Arya attraversò di corsa i corridoi del palazzo senza incontrare nessuno. In lontananza sentiva delle voci e sperava di riuscire a evitarle. Le luci erano spente e l'unico chiarore proveniva dalle poche finestre. Quando un bagliore improvviso penetrò dalla finestra più vicina la ragazza ne approfittò per creare un globo luminoso da usare come eventuale arma. Poi, spinta dalla curiosità, si sporse a guardare all'esterno. Una piazzetta era cosparsa di rocce e delle figure scure erano stese a terra. Un palazzo bloccava la visuale e le impediva di vedere cosa avesse provocato lo scoppio di luce.
"Devo sbrigarmi. Non ho tempo da perdere." Con questo pensiero fisso in testa Arya proseguì. Non sapeva se la causa della confusione all'esterno fossero i suoi amici che erano venuti a salvarla e non era il momento per i dubbi. Sarebbe stata contenta di avere un aiuto nella fuga ma al momento doveva cavarsela da sola.
Era così immersa nei suoi pensieri che non si accorse che Seth era sfrecciato fuori dalla finestra, consapevole della presenza di Amun.

Credendo di essere in un sotterraneo Arya era salita troppo così proseguì alla ricerca di una rampa di scale per scendere. L'aveva finalmente trovata quando si rese conto dell'assenza del corvo.
-Seth? Dove sei?
Il sussurro si propagò per il corridoio deserto e la ragazza capì di aver fatto un errore. Le voci in lontananza tacquero e l'eco dei passi rimbombò allo stesso ritmo del cuore di Arya che non ebbe altra scelta che proseguire. Seth era stato la sua unica compagnia in quella prigione buia e anche se la sua presenza non si notava era confortante sapere di averlo lì. La speranza che il corvo fosse stato mandato da Amun si affievolì lasciando il posto alla consapevolezza che era stata una casualità e l'uccello non vedeva l'ora di tornare all'aria aperta.

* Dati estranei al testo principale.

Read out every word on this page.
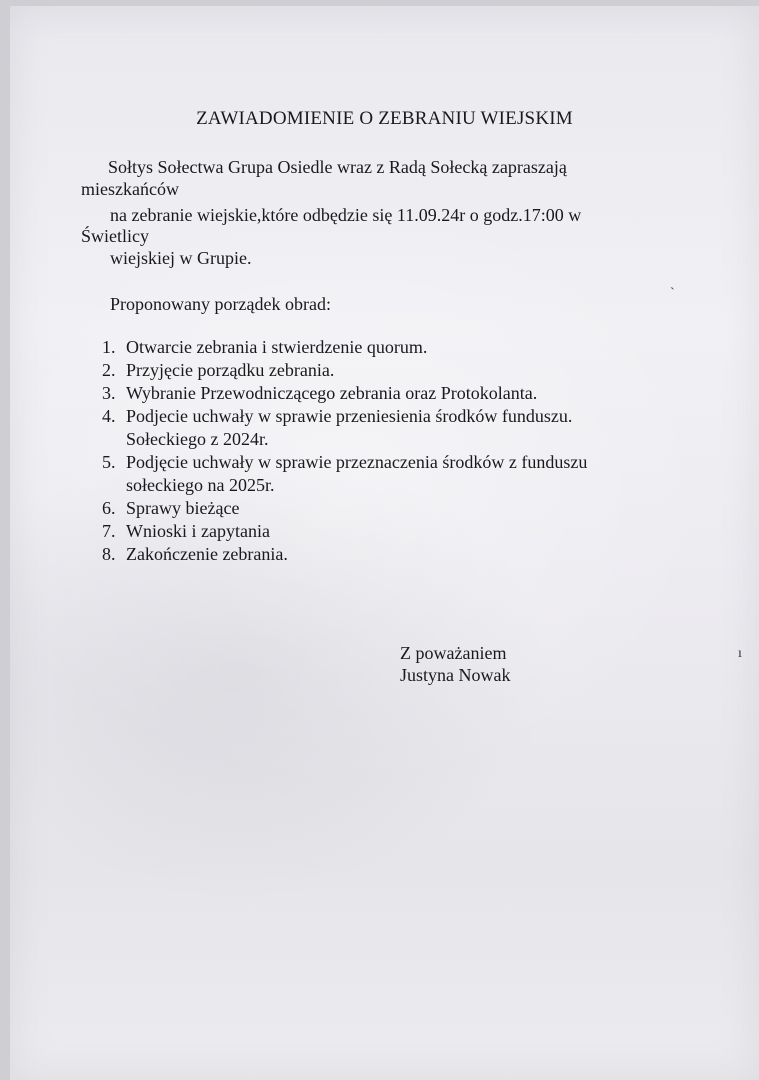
ZAWIADOMIENIE O ZEBRANIU WIEJSKIM
Sołtys Sołectwa Grupa Osiedle wraz z Radą Sołecką zapraszają
mieszkańców
na zebranie wiejskie,które odbędzie się 11.09.24r o godz.17:00 w
Świetlicy
wiejskiej w Grupie.
Proponowany porządek obrad:
1. Otwarcie zebrania i stwierdzenie quorum.
2. Przyjęcie porządku zebrania.
3. Wybranie Przewodniczącego zebrania oraz Protokolanta.
4. Podjecie uchwały w sprawie przeniesienia środków funduszu.
Sołeckiego z 2024r.
5. Podjęcie uchwały w sprawie przeznaczenia środków z funduszu
sołeckiego na 2025r.
6. Sprawy bieżące
7. Wnioski i zapytania
8. Zakończenie zebrania.
Z poważaniem
Justyna Nowak
ˋ
ı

Ad esclusione dei suoi inseguitori la ragazza non incontrò nessuno e trovò strano il fatto che non ci fossero guardie ad ogni angolo. Aveva immaginato che il castello dei Demoni fosse molto più sorvegliato ma evidentemente o si sbagliava oppure si stava dirigendo dritta verso una trappola.
Concentrandosi su questo pensiero Arya esitò per un fatale attimo: due soldati la raggiunsero squadrandola per un attimo prima di attaccare. Poco prima che la raggiungessero la ragazza lanciò la sfera che stava sostenendo con fatica. Gli uomini, accecati, si fermarono urlando. Mentre le ustioni iniziavano a comparire sui loro volti uno dei due provocò una serie di fiammate. Arya non riuscì ad evitare di essere colpita di striscio e indietreggiò con gli abiti fumanti. Il giubbotto antiproiettile le era stato tolto, così come il cellulare, e la giovane sapeva di essere più vulnerabile rispetto ai suoi aggressori. Il bruciore alle ferite le impediva di pensare lucidamente e, come già era accaduto alla palude, il suo corpo agì da solo creando una frusta di luce che lacerò i vestiti dei soldati.
Mentre creava uno scudo per proteggersi dal fuoco Arya non si accorse dell'attacco alle sue spalle. L'altro uomo aveva finalmente rivelato i propri poteri facendo sgorgare una serie di scintille dai cavi appesi al soffitto. La ragazza sentì un forte dolore alla schiena, dove il fascio di elettricità l'aveva colpita. Le gambe le cedettero e Arya cadde con la vista appannata. "Non può finire così. Devo scappare. Devo trovare i miei amici, salvare mia sorella."
I soldati avanzarono ghignando nonostante le ferite. Una piccola sfera di elettricità era pronta nel caso in cui la ragazza si rialzasse, ma l'uomo non ebbe mai l'occasione di usarla. Fu distratto da una figura scura che attraversò il corridoio per poi fiondarsi su di lui. Il corvo gli procurò profondi graffi sul viso e a nulla servirono i tentativi del soldato di scacciarlo. Il suo compagno indietreggiò, per poi tornare a concentrarsi su Arya. Era a conoscenza dell'importanza della ragazza per il suo capo e non poteva lasciarla andare.
La giovane si sentì afferrare per un braccio ma non aveva ancora riacquistato la sensibilità degli arti e non riuscì a reagire. La disperazione si impadronì del suo cervello, mischiandosi alla consapevolezza di aver condannato gli Angeli ad una disastrosa sconfitta.